I'm trying to analysis two single cell sample (same tissue and 1 from case, 1 from control) with the seurat tutorial.
And I got confused about some QC steps:
Why do we need to 'remove cells with less than 5% ribosomal reads' ?
Should I run 'Predict doublets' before merging these two datasets? And can I do this step after merging and filtering mito/ribo genes steps?
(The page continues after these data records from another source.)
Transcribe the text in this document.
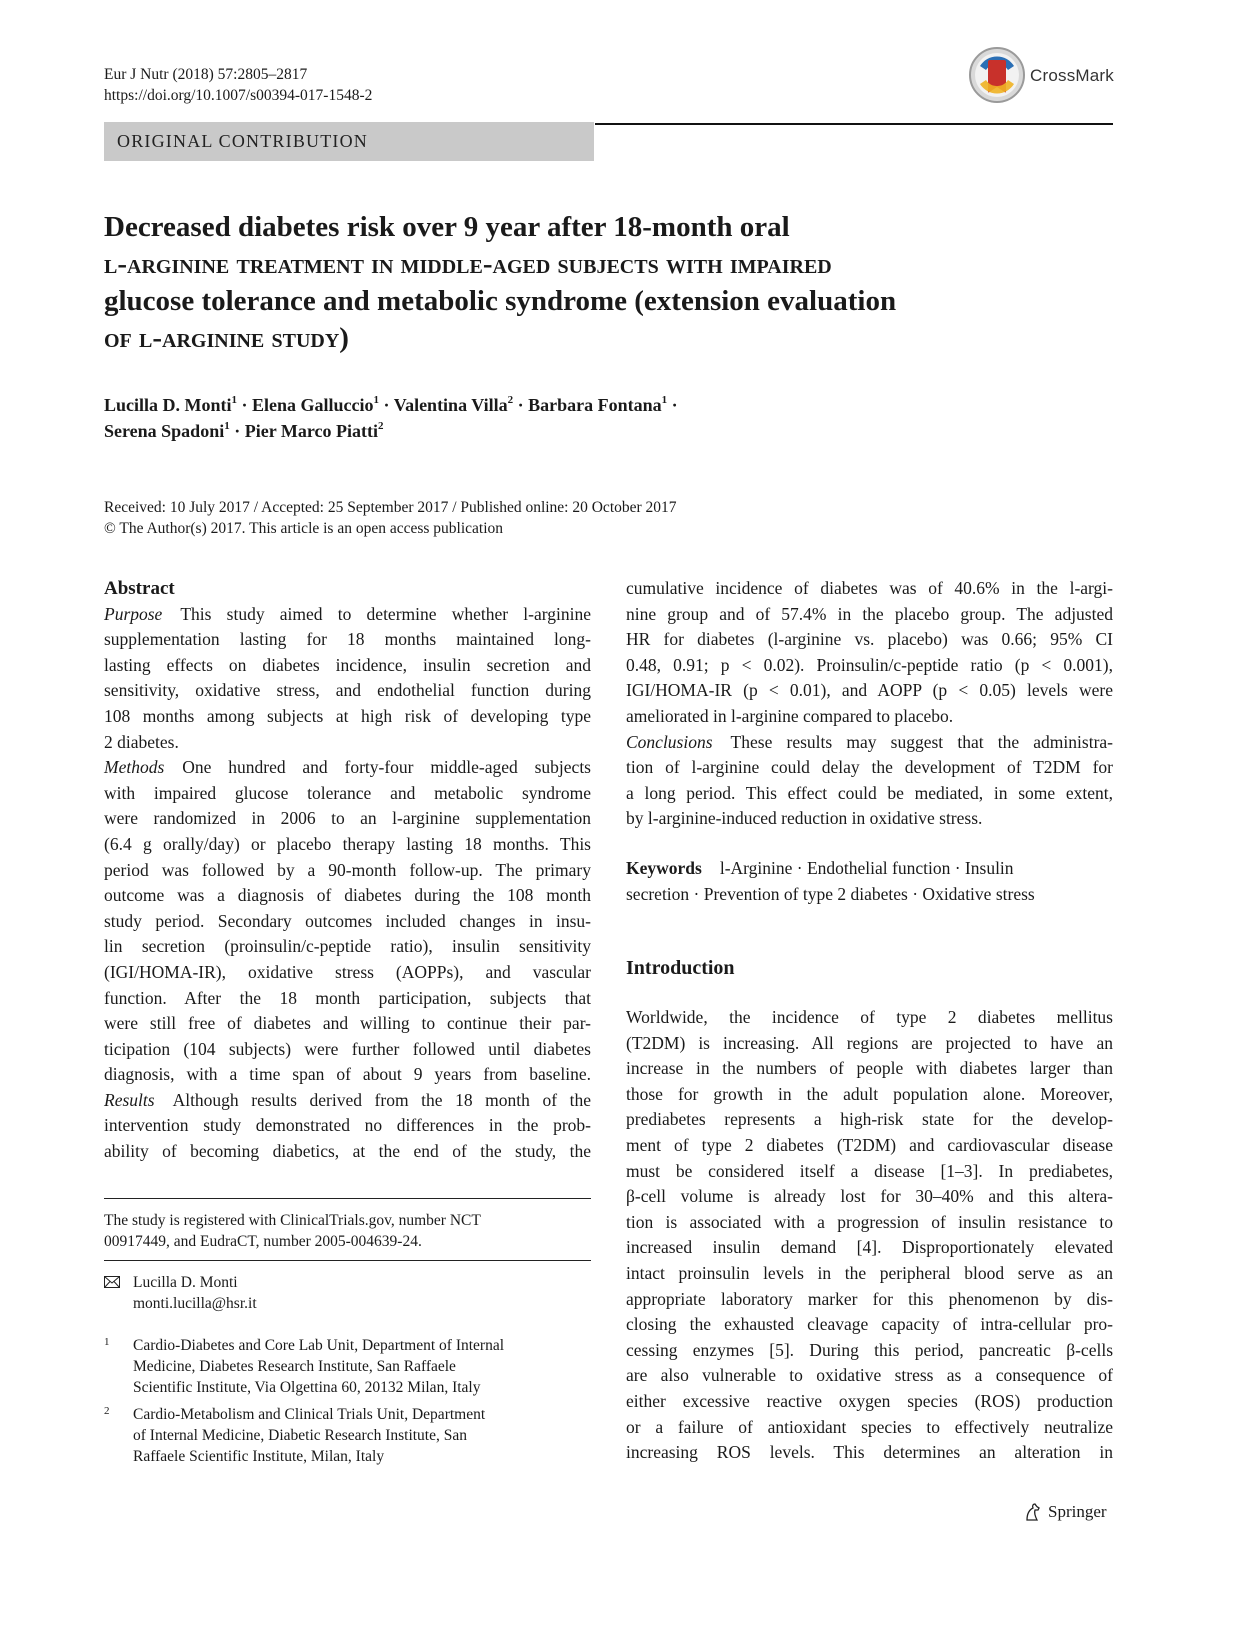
Eur J Nutr (2018) 57:2805–2817
https://doi.org/10.1007/s00394-017-1548-2
CrossMark
ORIGINAL CONTRIBUTION
Decreased diabetes risk over 9 year after 18-month oral
l-arginine treatment in middle-aged subjects with impaired
glucose tolerance and metabolic syndrome (extension evaluation
of l-arginine study)
Lucilla D. Monti$^1$ · Elena Galluccio$^1$ · Valentina Villa$^2$ · Barbara Fontana$^1$ ·
Serena Spadoni$^1$ · Pier Marco Piatti$^2$
Received: 10 July 2017 / Accepted: 25 September 2017 / Published online: 20 October 2017
© The Author(s) 2017. This article is an open access publication
Abstract
Purpose This study aimed to determine whether l-arginine
supplementation lasting for 18 months maintained long-
lasting effects on diabetes incidence, insulin secretion and
sensitivity, oxidative stress, and endothelial function during
108 months among subjects at high risk of developing type
2 diabetes.
Methods One hundred and forty-four middle-aged subjects
with impaired glucose tolerance and metabolic syndrome
were randomized in 2006 to an l-arginine supplementation
(6.4 g orally/day) or placebo therapy lasting 18 months. This
period was followed by a 90-month follow-up. The primary
outcome was a diagnosis of diabetes during the 108 month
study period. Secondary outcomes included changes in insu-
lin secretion (proinsulin/c-peptide ratio), insulin sensitivity
(IGI/HOMA-IR), oxidative stress (AOPPs), and vascular
function. After the 18 month participation, subjects that
were still free of diabetes and willing to continue their par-
ticipation (104 subjects) were further followed until diabetes
diagnosis, with a time span of about 9 years from baseline.
Results Although results derived from the 18 month of the
intervention study demonstrated no differences in the prob-
ability of becoming diabetics, at the end of the study, the
cumulative incidence of diabetes was of 40.6% in the l-argi-
nine group and of 57.4% in the placebo group. The adjusted
HR for diabetes (l-arginine vs. placebo) was 0.66; 95% CI
0.48, 0.91; p < 0.02). Proinsulin/c-peptide ratio (p < 0.001),
IGI/HOMA-IR (p < 0.01), and AOPP (p < 0.05) levels were
ameliorated in l-arginine compared to placebo.
Conclusions These results may suggest that the administra-
tion of l-arginine could delay the development of T2DM for
a long period. This effect could be mediated, in some extent,
by l-arginine-induced reduction in oxidative stress.
Keywords l-Arginine · Endothelial function · Insulin
secretion · Prevention of type 2 diabetes · Oxidative stress
Introduction
Worldwide, the incidence of type 2 diabetes mellitus
(T2DM) is increasing. All regions are projected to have an
increase in the numbers of people with diabetes larger than
those for growth in the adult population alone. Moreover,
prediabetes represents a high-risk state for the develop-
ment of type 2 diabetes (T2DM) and cardiovascular disease
must be considered itself a disease [1–3]. In prediabetes,
β-cell volume is already lost for 30–40% and this altera-
tion is associated with a progression of insulin resistance to
increased insulin demand [4]. Disproportionately elevated
intact proinsulin levels in the peripheral blood serve as an
appropriate laboratory marker for this phenomenon by dis-
closing the exhausted cleavage capacity of intra-cellular pro-
cessing enzymes [5]. During this period, pancreatic β-cells
are also vulnerable to oxidative stress as a consequence of
either excessive reactive oxygen species (ROS) production
or a failure of antioxidant species to effectively neutralize
increasing ROS levels. This determines an alteration in
The study is registered with ClinicalTrials.gov, number NCT
00917449, and EudraCT, number 2005-004639-24.
Lucilla D. Monti
monti.lucilla@hsr.it
1 Cardio-Diabetes and Core Lab Unit, Department of Internal
Medicine, Diabetes Research Institute, San Raffaele
Scientific Institute, Via Olgettina 60, 20132 Milan, Italy
2 Cardio-Metabolism and Clinical Trials Unit, Department
of Internal Medicine, Diabetic Research Institute, San
Raffaele Scientific Institute, Milan, Italy
Springer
Wondering if I need to remove batch effects with harmony(or other methods) before doing cell type prediction/differential expression analysis? (I thought batch effects should be removed if I have biological replicates, like between control_1 and control2 ? )
Thank you!
1.) to be clear, since this isn't well defined in the Seurat tutorial that you linked, the ribosomal content that that tutorial is referring to is ribosomal protein mRNA, not rRNA. Ribosomal protein transcripts should be sequenced and should be relatively abundant and thus a may serve as a sanity check on how well a cell's transcriptome was captured, but the argument for filtering cells bases on these transcripts is less well defined in my opinion as it is for filtering on mitochondrial transcripts.
2.) I think it makes the most sense to predict doublets before integration, especially with tools that create artificial doublets by combing two cells in your data set as a part of the prediction algorithm. You want the artificial doublets to most accurately reflect real possible doublets in your samples and that is most feasible at the single sample level.